Now time to do some feature engineering:

In [None]:
data['RestingECG_adv'] = data.RestingECG.apply(lambda x: str(x)[0])
print(data.RestingECG_adv.value_counts())
pd.pivot_table(data,index='HeartDisease',columns='RestingECG_adv', values = 'Age', aggfunc='count')

In [None]:
print(pd.pivot_table(data, index = 'HeartDisease', columns = 'RestingECG', values = 'Age' ,aggfunc ='count'))
print()
print(pd.pivot_table(data, index = 'HeartDisease', columns = 'Sex', values = 'Age' ,aggfunc ='count'))
print()
print(pd.pivot_table(data, index = 'HeartDisease', columns = 'ST_Slope', values = 'Age' ,aggfunc ='count'))
print()
print(pd.pivot_table(data, index = 'HeartDisease', columns = 'ExerciseAngina', values = 'Age' ,aggfunc ='count'))
print()
print(pd.pivot_table(data, index = 'HeartDisease', columns = 'FastingBS', values = 'Age' ,aggfunc ='count'))

Creating a classifier

In [None]:
from sklearn.neighbors import KNeighborsClassifier
from sklearn.model_selection import train_test_split
from sklearn.datasets import load_iris
import statistics
from statistics import mode

In [None]:
#80% train 20% test
num_rows = len(data[['Age']])
train_rows = round(num_rows*0.8)
test_rows = num_rows - train_rows
train_rows, test_rows

In [None]:
#spliting the data frame into train and test
#modifying data_num to most defining features
data_num = data_num[['Cholesterol','MaxHR','Oldpeak',"HeartDisease"]]
data_num_rearranged = data_num.sample(918)
features_train = data_num_rearranged.iloc[:734]
features_test = data_num_rearranged.iloc[734:]
train_labels = features_train.columns
train_labels

In [None]:
#HeartDisease: output class [1: heart disease, 0: Normal]
#calculate euclidena distance between two rows
def euclidean_dist(row1, row2):
    distance = 0.0
    for i in range(len(row1)):
        distance += (row1[i] - row2[i])**2
    return (distance)**(1/2)
    

In [None]:
def most_common(lst):
    return(mode(lst))
   
    
def find_knn(test_row, df, k):
    distances = []
    for i in range(len(df["HeartDisease"])):
        row = df.iloc[i]
        distances.append( euclidean_dist(test_row, row))
    df["dist"] = distances
    df = df.sort_values(by=['dist'])
    df = df.iloc[0:k]
    heart_disease = df["HeartDisease"]
    return most_common(heart_disease)
        

Time to test the classifier.

In [None]:
def test_classifier(k): 
    accuracy = []
    for i in range(184):
        test_row = features_test.iloc[i].tolist()
        test_val = test_row[-1]
        prediction_val = find_knn(test_row, features_train, k)
        if (test_val == prediction_val):
            accuracy.append(1.0)
        else:
            accuracy.append(0.0)
    prop_correct =  sum(accuracy)/len(accuracy)
    return prop_correct

In [None]:
print(test_classifier(5))

As we can see, our classifier is about 65% accurate.

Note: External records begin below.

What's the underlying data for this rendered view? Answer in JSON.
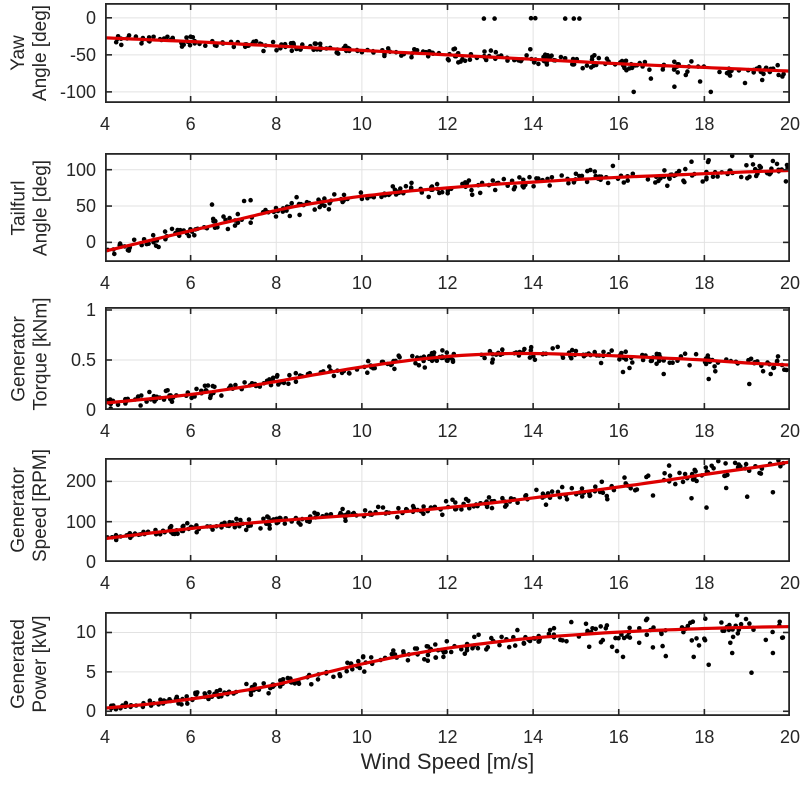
{
  "figure": {
    "background": "#ffffff",
    "description": "Five stacked scatter plots of wind turbine measurements versus wind speed, each with a red fitted curve"
  },
  "chart_data": {
    "type": "scatter",
    "xlabel": "Wind Speed [m/s]",
    "xlim": [
      4,
      20
    ],
    "xticks": [
      4,
      6,
      8,
      10,
      12,
      14,
      16,
      18,
      20
    ],
    "grid": true,
    "legend": "none",
    "style": {
      "point_color": "#000000",
      "fit_color": "#dd0000",
      "grid_color": "#e2e2e2",
      "axis_color": "#262626",
      "text_color": "#262626"
    },
    "panels": [
      {
        "id": "yaw-angle",
        "ylabel_lines": [
          "Yaw",
          "Angle [deg]"
        ],
        "ylim": [
          -115,
          20
        ],
        "yticks": [
          0,
          -50,
          -100
        ],
        "fit_curve": [
          [
            4,
            -27
          ],
          [
            5,
            -29.5
          ],
          [
            6,
            -32
          ],
          [
            7,
            -35
          ],
          [
            8,
            -38
          ],
          [
            9,
            -41
          ],
          [
            10,
            -44
          ],
          [
            11,
            -47
          ],
          [
            12,
            -50
          ],
          [
            13,
            -53
          ],
          [
            14,
            -56
          ],
          [
            15,
            -59
          ],
          [
            16,
            -62
          ],
          [
            17,
            -64.5
          ],
          [
            18,
            -67
          ],
          [
            19,
            -69.5
          ],
          [
            20,
            -72
          ]
        ],
        "scatter": {
          "n": 255,
          "seed": 101,
          "noise_sd": [
            3.5,
            4.5
          ]
        },
        "outliers": [
          [
            12.85,
            -1
          ],
          [
            13.1,
            -1
          ],
          [
            13.95,
            -0.5
          ],
          [
            14.05,
            -0.5
          ],
          [
            14.75,
            -1
          ],
          [
            14.95,
            -1
          ],
          [
            15.08,
            -1
          ],
          [
            16.35,
            -100
          ],
          [
            16.75,
            -82
          ],
          [
            17.3,
            -93
          ],
          [
            17.9,
            -86
          ],
          [
            18.15,
            -100
          ],
          [
            18.6,
            -78
          ],
          [
            18.95,
            -88
          ],
          [
            19.35,
            -84
          ],
          [
            19.85,
            -76
          ]
        ]
      },
      {
        "id": "tailfurl-angle",
        "ylabel_lines": [
          "Tailfurl",
          "Angle [deg]"
        ],
        "ylim": [
          -27,
          123
        ],
        "yticks": [
          100,
          50,
          0
        ],
        "fit_curve": [
          [
            4,
            -12
          ],
          [
            4.5,
            -5
          ],
          [
            5,
            2
          ],
          [
            5.5,
            9
          ],
          [
            6,
            16
          ],
          [
            6.5,
            23
          ],
          [
            7,
            30
          ],
          [
            7.5,
            37
          ],
          [
            8,
            44
          ],
          [
            8.5,
            50
          ],
          [
            9,
            55
          ],
          [
            9.5,
            59.5
          ],
          [
            10,
            63.5
          ],
          [
            11,
            70
          ],
          [
            12,
            75
          ],
          [
            13,
            79.5
          ],
          [
            14,
            83
          ],
          [
            15,
            86.5
          ],
          [
            16,
            89.5
          ],
          [
            17,
            92
          ],
          [
            18,
            94.5
          ],
          [
            19,
            97
          ],
          [
            20,
            99
          ]
        ],
        "scatter": {
          "n": 255,
          "seed": 102,
          "noise_sd": [
            5,
            6
          ]
        },
        "outliers": [
          [
            6.5,
            52
          ],
          [
            7.25,
            57
          ],
          [
            7.4,
            58
          ],
          [
            17.7,
            111
          ],
          [
            18.1,
            113
          ],
          [
            18.65,
            119
          ],
          [
            19.1,
            119
          ],
          [
            19.6,
            112
          ]
        ]
      },
      {
        "id": "generator-torque",
        "ylabel_lines": [
          "Generator",
          "Torque [kNm]"
        ],
        "ylim": [
          0,
          1.03
        ],
        "yticks": [
          1,
          0.5,
          0
        ],
        "fit_curve": [
          [
            4,
            0.07
          ],
          [
            5,
            0.11
          ],
          [
            6,
            0.155
          ],
          [
            7,
            0.215
          ],
          [
            8,
            0.285
          ],
          [
            9,
            0.36
          ],
          [
            10,
            0.43
          ],
          [
            11,
            0.49
          ],
          [
            12,
            0.535
          ],
          [
            13,
            0.56
          ],
          [
            14,
            0.565
          ],
          [
            15,
            0.555
          ],
          [
            16,
            0.54
          ],
          [
            17,
            0.52
          ],
          [
            18,
            0.5
          ],
          [
            19,
            0.47
          ],
          [
            20,
            0.45
          ]
        ],
        "scatter": {
          "n": 255,
          "seed": 103,
          "noise_sd": [
            0.03,
            0.035
          ]
        },
        "outliers": [
          [
            16.1,
            0.38
          ],
          [
            17.05,
            0.36
          ],
          [
            18.1,
            0.31
          ],
          [
            19.05,
            0.26
          ],
          [
            19.55,
            0.36
          ]
        ]
      },
      {
        "id": "generator-speed",
        "ylabel_lines": [
          "Generator",
          "Speed [RPM]"
        ],
        "ylim": [
          0,
          258
        ],
        "yticks": [
          200,
          100,
          0
        ],
        "fit_curve": [
          [
            4,
            58
          ],
          [
            5,
            71
          ],
          [
            6,
            83
          ],
          [
            7,
            93
          ],
          [
            8,
            102
          ],
          [
            9,
            110
          ],
          [
            10,
            117
          ],
          [
            11,
            125
          ],
          [
            12,
            135
          ],
          [
            13,
            146
          ],
          [
            14,
            159
          ],
          [
            15,
            172
          ],
          [
            16,
            186
          ],
          [
            17,
            201
          ],
          [
            18,
            217
          ],
          [
            19,
            232
          ],
          [
            20,
            248
          ]
        ],
        "scatter": {
          "n": 260,
          "seed": 104,
          "noise_sd": [
            3.5,
            15.5
          ]
        },
        "outliers": [
          [
            16.8,
            165
          ],
          [
            17.7,
            158
          ],
          [
            18.05,
            135
          ],
          [
            19.0,
            162
          ],
          [
            19.6,
            173
          ]
        ]
      },
      {
        "id": "generated-power",
        "ylabel_lines": [
          "Generated",
          "Power [kW]"
        ],
        "ylim": [
          -0.6,
          12.6
        ],
        "yticks": [
          10,
          5,
          0
        ],
        "fit_curve": [
          [
            4,
            0.4
          ],
          [
            5,
            0.9
          ],
          [
            6,
            1.55
          ],
          [
            7,
            2.4
          ],
          [
            8,
            3.4
          ],
          [
            9,
            4.7
          ],
          [
            10,
            6.0
          ],
          [
            11,
            7.1
          ],
          [
            12,
            8.0
          ],
          [
            13,
            8.7
          ],
          [
            14,
            9.3
          ],
          [
            15,
            9.7
          ],
          [
            16,
            10.05
          ],
          [
            17,
            10.3
          ],
          [
            18,
            10.5
          ],
          [
            19,
            10.65
          ],
          [
            20,
            10.75
          ]
        ],
        "scatter": {
          "n": 260,
          "seed": 105,
          "noise_sd": [
            0.22,
            1.1
          ]
        },
        "outliers": [
          [
            16.1,
            6.9
          ],
          [
            17.1,
            7.0
          ],
          [
            17.75,
            6.9
          ],
          [
            18.1,
            5.9
          ],
          [
            18.65,
            7.4
          ],
          [
            19.1,
            4.9
          ],
          [
            19.6,
            7.4
          ]
        ]
      }
    ]
  }
}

From here on we can modify the feautres chosen and even the *k-value* to see if we can improve the classifier to suit our needs.

Lets try changing the k-value:

In [None]:
print(test_classifier(7))

We can see that changing our k-value actually increased the accuracy of our classifier. In fact, there are many different ways to change the accuracy of the classifier.

In conclusion, this classifier can be extrapolated to predict heart diease in patients. This tool can be critical for early detection and prevention of heart diease, since many do not know until the later stages. Such prediction tools can be widely used to detect more that just heart diease. Fully utilizing Data Science in the medical field, brings a world of possibilities too profound not to explore.